Un bel giorno la zia Carlotta mi fece trovare Vittoria in un lettino, non più nell’incubatrice, mi attendeva con il sorriso, sapeva che questo piccolo grande passo mi avrebbe reso felicissima; potevo metterle la tutina rosa che avevo lavato in attesa di quel momento, una tutina minuscola che a lei stava enorme.

Mi parlavano sempre di questo “scatto di crescita” e un giorno la trovai finalmente senza quei tanto odiati baffetti e senza sondino, non ne aveva più bisogno, il suo visino era libero da ogni fastidio, quel giorno piansi.
Ci spostarono di nuovo, in un reparto tutto nuovo che noi insieme ad altre mamme inaugurammo, erano le SINGLE FAMILY ROOM. Li avevamo la nostra stanza, la nostra privacy, potevo cantarle le canzoncine senza essere ascoltata da altri. Restammo 7 giorni nel nuovo reparto dopo di che , dopo 74 giorni di terapia intensiva ci dissero che Vittoria era pronta per andare a casa, pesava 2770 kg.

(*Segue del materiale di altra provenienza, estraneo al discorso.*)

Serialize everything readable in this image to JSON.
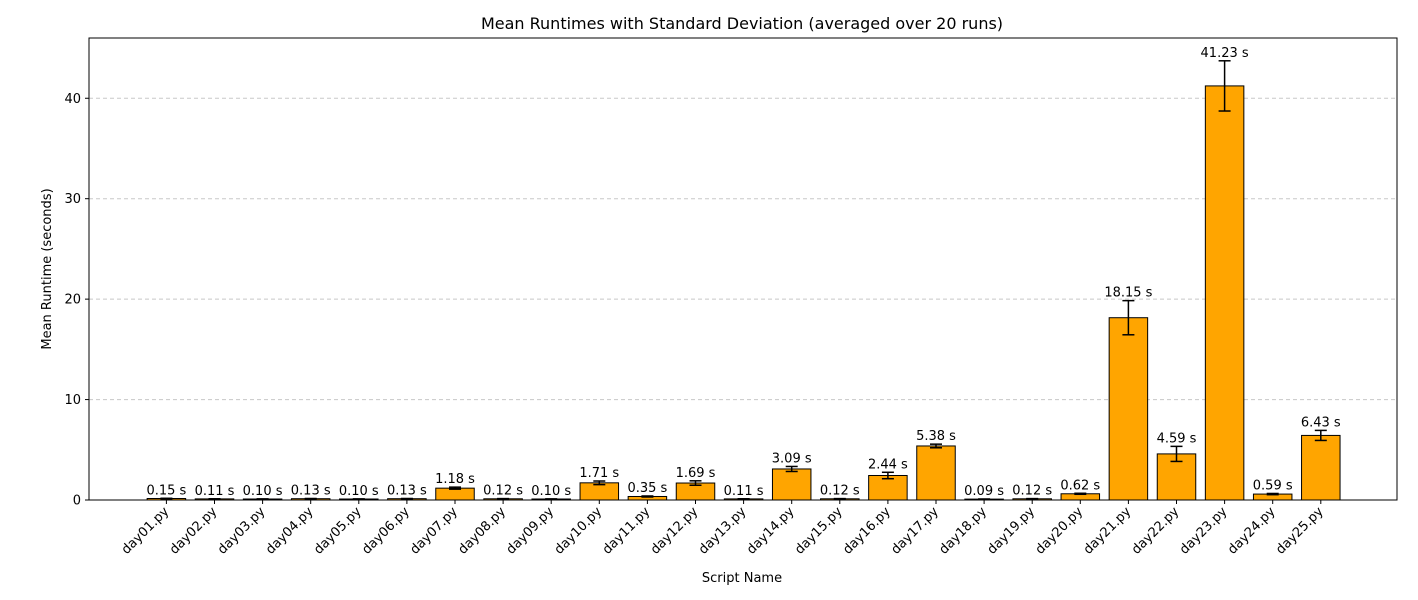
{
  "chart_data": {
    "type": "bar",
    "title": "Mean Runtimes with Standard Deviation (averaged over 20 runs)",
    "xlabel": "Script Name",
    "ylabel": "Mean Runtime (seconds)",
    "ylim": [
      0,
      46
    ],
    "yticks": [
      0,
      10,
      20,
      30,
      40
    ],
    "grid": "y-dashed",
    "bar_color": "#ffa500",
    "bar_edge_color": "#000000",
    "grid_color": "#c8c8c8",
    "categories": [
      "day01.py",
      "day02.py",
      "day03.py",
      "day04.py",
      "day05.py",
      "day06.py",
      "day07.py",
      "day08.py",
      "day09.py",
      "day10.py",
      "day11.py",
      "day12.py",
      "day13.py",
      "day14.py",
      "day15.py",
      "day16.py",
      "day17.py",
      "day18.py",
      "day19.py",
      "day20.py",
      "day21.py",
      "day22.py",
      "day23.py",
      "day24.py",
      "day25.py"
    ],
    "values": [
      0.15,
      0.11,
      0.1,
      0.13,
      0.1,
      0.13,
      1.18,
      0.12,
      0.1,
      1.71,
      0.35,
      1.69,
      0.11,
      3.09,
      0.12,
      2.44,
      5.38,
      0.09,
      0.12,
      0.62,
      18.15,
      4.59,
      41.23,
      0.59,
      6.43
    ],
    "std": [
      0.02,
      0.01,
      0.01,
      0.02,
      0.01,
      0.02,
      0.1,
      0.02,
      0.01,
      0.18,
      0.05,
      0.22,
      0.01,
      0.25,
      0.02,
      0.32,
      0.18,
      0.01,
      0.02,
      0.05,
      1.7,
      0.75,
      2.5,
      0.06,
      0.5
    ],
    "data_labels": [
      "0.15 s",
      "0.11 s",
      "0.10 s",
      "0.13 s",
      "0.10 s",
      "0.13 s",
      "1.18 s",
      "0.12 s",
      "0.10 s",
      "1.71 s",
      "0.35 s",
      "1.69 s",
      "0.11 s",
      "3.09 s",
      "0.12 s",
      "2.44 s",
      "5.38 s",
      "0.09 s",
      "0.12 s",
      "0.62 s",
      "18.15 s",
      "4.59 s",
      "41.23 s",
      "0.59 s",
      "6.43 s"
    ]
  }
}
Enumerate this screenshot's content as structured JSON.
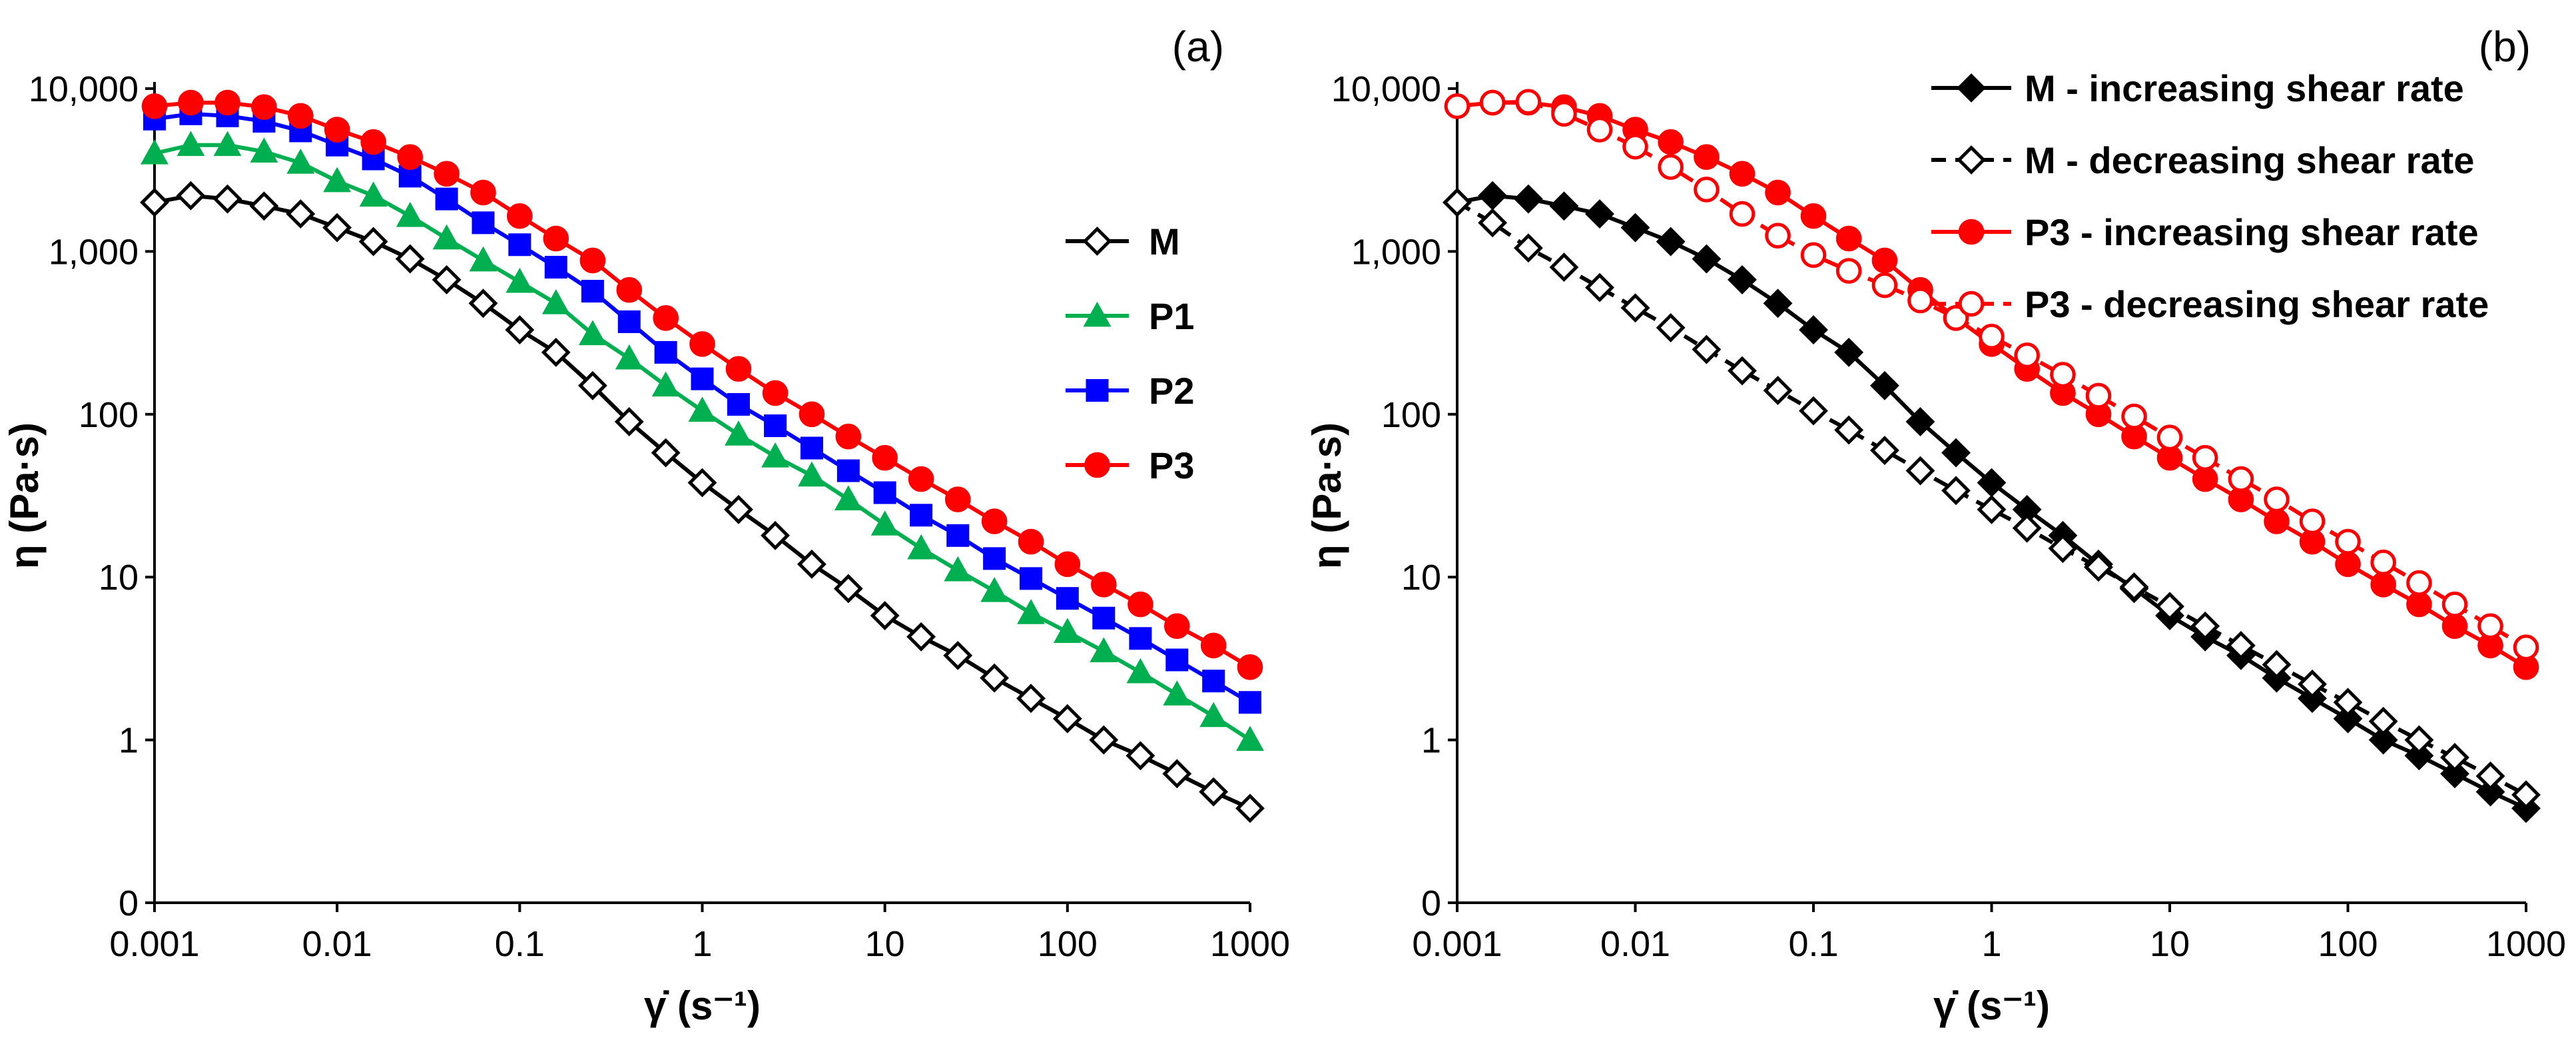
{
  "chart_data": [
    {
      "type": "line",
      "panel_label": "(a)",
      "xlabel": "γ̇ (s⁻¹)",
      "ylabel": "η (Pa·s)",
      "xscale": "log",
      "yscale": "log",
      "xlim": [
        0.001,
        1000
      ],
      "ylim": [
        0.1,
        10000
      ],
      "x_ticks": [
        0.001,
        0.01,
        0.1,
        1,
        10,
        100,
        1000
      ],
      "x_tick_labels": [
        "0.001",
        "0.01",
        "0.1",
        "1",
        "10",
        "100",
        "1000"
      ],
      "y_ticks": [
        0.1,
        1,
        10,
        100,
        1000,
        10000
      ],
      "y_tick_labels": [
        "0",
        "1",
        "10",
        "100",
        "1,000",
        "10,000"
      ],
      "legend_position": "center-right",
      "x": [
        0.001,
        0.00158,
        0.00251,
        0.00398,
        0.00631,
        0.01,
        0.0158,
        0.0251,
        0.0398,
        0.0631,
        0.1,
        0.158,
        0.251,
        0.398,
        0.631,
        1,
        1.58,
        2.51,
        3.98,
        6.31,
        10,
        15.8,
        25.1,
        39.8,
        63.1,
        100,
        158,
        251,
        398,
        631,
        1000
      ],
      "series": [
        {
          "name": "M",
          "color": "#000000",
          "marker": "diamond-open",
          "values": [
            2000,
            2200,
            2100,
            1900,
            1700,
            1400,
            1150,
            900,
            670,
            480,
            330,
            240,
            150,
            90,
            58,
            38,
            26,
            18,
            12,
            8.5,
            5.8,
            4.3,
            3.3,
            2.4,
            1.8,
            1.35,
            1.0,
            0.8,
            0.62,
            0.48,
            0.38
          ]
        },
        {
          "name": "P1",
          "color": "#00B050",
          "marker": "triangle",
          "values": [
            4000,
            4500,
            4500,
            4100,
            3500,
            2700,
            2200,
            1650,
            1200,
            880,
            650,
            480,
            310,
            220,
            150,
            105,
            75,
            55,
            42,
            30,
            21,
            15,
            11,
            8.2,
            6.0,
            4.6,
            3.5,
            2.6,
            1.9,
            1.4,
            1.0
          ]
        },
        {
          "name": "P2",
          "color": "#0000FF",
          "marker": "square",
          "values": [
            6500,
            7000,
            6800,
            6300,
            5500,
            4500,
            3700,
            2900,
            2100,
            1500,
            1100,
            800,
            570,
            370,
            240,
            165,
            115,
            85,
            62,
            45,
            33,
            24,
            18,
            13,
            9.8,
            7.4,
            5.6,
            4.2,
            3.1,
            2.3,
            1.7
          ]
        },
        {
          "name": "P3",
          "color": "#FF0000",
          "marker": "circle",
          "values": [
            7800,
            8200,
            8200,
            7700,
            6800,
            5600,
            4700,
            3800,
            3000,
            2300,
            1650,
            1200,
            880,
            580,
            390,
            270,
            190,
            135,
            100,
            73,
            54,
            40,
            30,
            22,
            16.5,
            12,
            9,
            6.8,
            5.0,
            3.8,
            2.8
          ]
        }
      ]
    },
    {
      "type": "line",
      "panel_label": "(b)",
      "xlabel": "γ̇ (s⁻¹)",
      "ylabel": "η (Pa·s)",
      "xscale": "log",
      "yscale": "log",
      "xlim": [
        0.001,
        1000
      ],
      "ylim": [
        0.1,
        10000
      ],
      "x_ticks": [
        0.001,
        0.01,
        0.1,
        1,
        10,
        100,
        1000
      ],
      "x_tick_labels": [
        "0.001",
        "0.01",
        "0.1",
        "1",
        "10",
        "100",
        "1000"
      ],
      "y_ticks": [
        0.1,
        1,
        10,
        100,
        1000,
        10000
      ],
      "y_tick_labels": [
        "0",
        "1",
        "10",
        "100",
        "1,000",
        "10,000"
      ],
      "legend_position": "top-right",
      "x": [
        0.001,
        0.00158,
        0.00251,
        0.00398,
        0.00631,
        0.01,
        0.0158,
        0.0251,
        0.0398,
        0.0631,
        0.1,
        0.158,
        0.251,
        0.398,
        0.631,
        1,
        1.58,
        2.51,
        3.98,
        6.31,
        10,
        15.8,
        25.1,
        39.8,
        63.1,
        100,
        158,
        251,
        398,
        631,
        1000
      ],
      "series": [
        {
          "name": "M - increasing shear rate",
          "color": "#000000",
          "marker": "diamond",
          "line": "solid",
          "values": [
            2000,
            2200,
            2100,
            1900,
            1700,
            1400,
            1150,
            900,
            670,
            480,
            330,
            240,
            150,
            90,
            58,
            38,
            26,
            18,
            12,
            8.5,
            5.8,
            4.3,
            3.3,
            2.4,
            1.8,
            1.35,
            1.0,
            0.8,
            0.62,
            0.48,
            0.38
          ]
        },
        {
          "name": "M - decreasing shear rate",
          "color": "#000000",
          "marker": "diamond-open",
          "line": "dashed",
          "values": [
            2000,
            1500,
            1050,
            800,
            600,
            450,
            340,
            250,
            185,
            140,
            105,
            80,
            60,
            45,
            34,
            26,
            20,
            15,
            11.5,
            8.7,
            6.6,
            5.0,
            3.8,
            2.9,
            2.2,
            1.7,
            1.3,
            1.0,
            0.78,
            0.6,
            0.46
          ]
        },
        {
          "name": "P3 - increasing shear rate",
          "color": "#FF0000",
          "marker": "circle",
          "line": "solid",
          "values": [
            7800,
            8200,
            8200,
            7700,
            6800,
            5600,
            4700,
            3800,
            3000,
            2300,
            1650,
            1200,
            880,
            580,
            390,
            270,
            190,
            135,
            100,
            73,
            54,
            40,
            30,
            22,
            16.5,
            12,
            9,
            6.8,
            5.0,
            3.8,
            2.8
          ]
        },
        {
          "name": "P3 - decreasing shear rate",
          "color": "#FF0000",
          "marker": "circle-open",
          "line": "dashed",
          "values": [
            7800,
            8200,
            8300,
            7000,
            5600,
            4400,
            3300,
            2400,
            1700,
            1250,
            950,
            760,
            620,
            500,
            390,
            300,
            230,
            175,
            130,
            97,
            72,
            54,
            40,
            30,
            22,
            16.5,
            12.3,
            9.2,
            6.8,
            5.0,
            3.7
          ]
        }
      ]
    }
  ]
}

Eravamo le persone più felici del mondo, non ci credevamo, prendemmo tutte le nostre cose, portammo la carrozzina in reparto, pronta a casa ormai da mesi  e finalmente andammo a casa.

Questa esperienza ci ha cambiato, la prematurità ti cambia per sempre, nessuno può capire quello che si prova, purtroppo o per fortuna nessuno conosce questo mondo in cui ti senti come sospesa . Durante i giorni passati in terapia intensiva mi sono sentita dire di tutto “vedrai che starà bene!”, “Devi avere pazienza, DEVE SOLO CRESCERE!” oppure “Bhe dai, almeno hai saltato gli ultimi mesi di gravidanza, i più pesanti!”.
Gli ostacoli sono stati superati, il dotto si è chiuso ai suoi 12 mesi corretti, la rop è regredita, il suo sviluppo è perfetto, non poteva andare meglio!

Ora guardando indietro, vedendo quello che abbiamo passato, di come ne siamo uscite, sono orgogliosa della mia guerriera ,
la più forte di tutti noi, che ogni giorno mi regala sorrisi e soddisfazioni che mai avrei immaginato!
Sarò sempre immensamente grata al meraviglioso reparto della Tin, soprattutto alle zie Laura B. e Carlotta,
i sorrisi, le frasi di conforto e gli abbracci, sono cose che porterò per sempre nel mio cuore!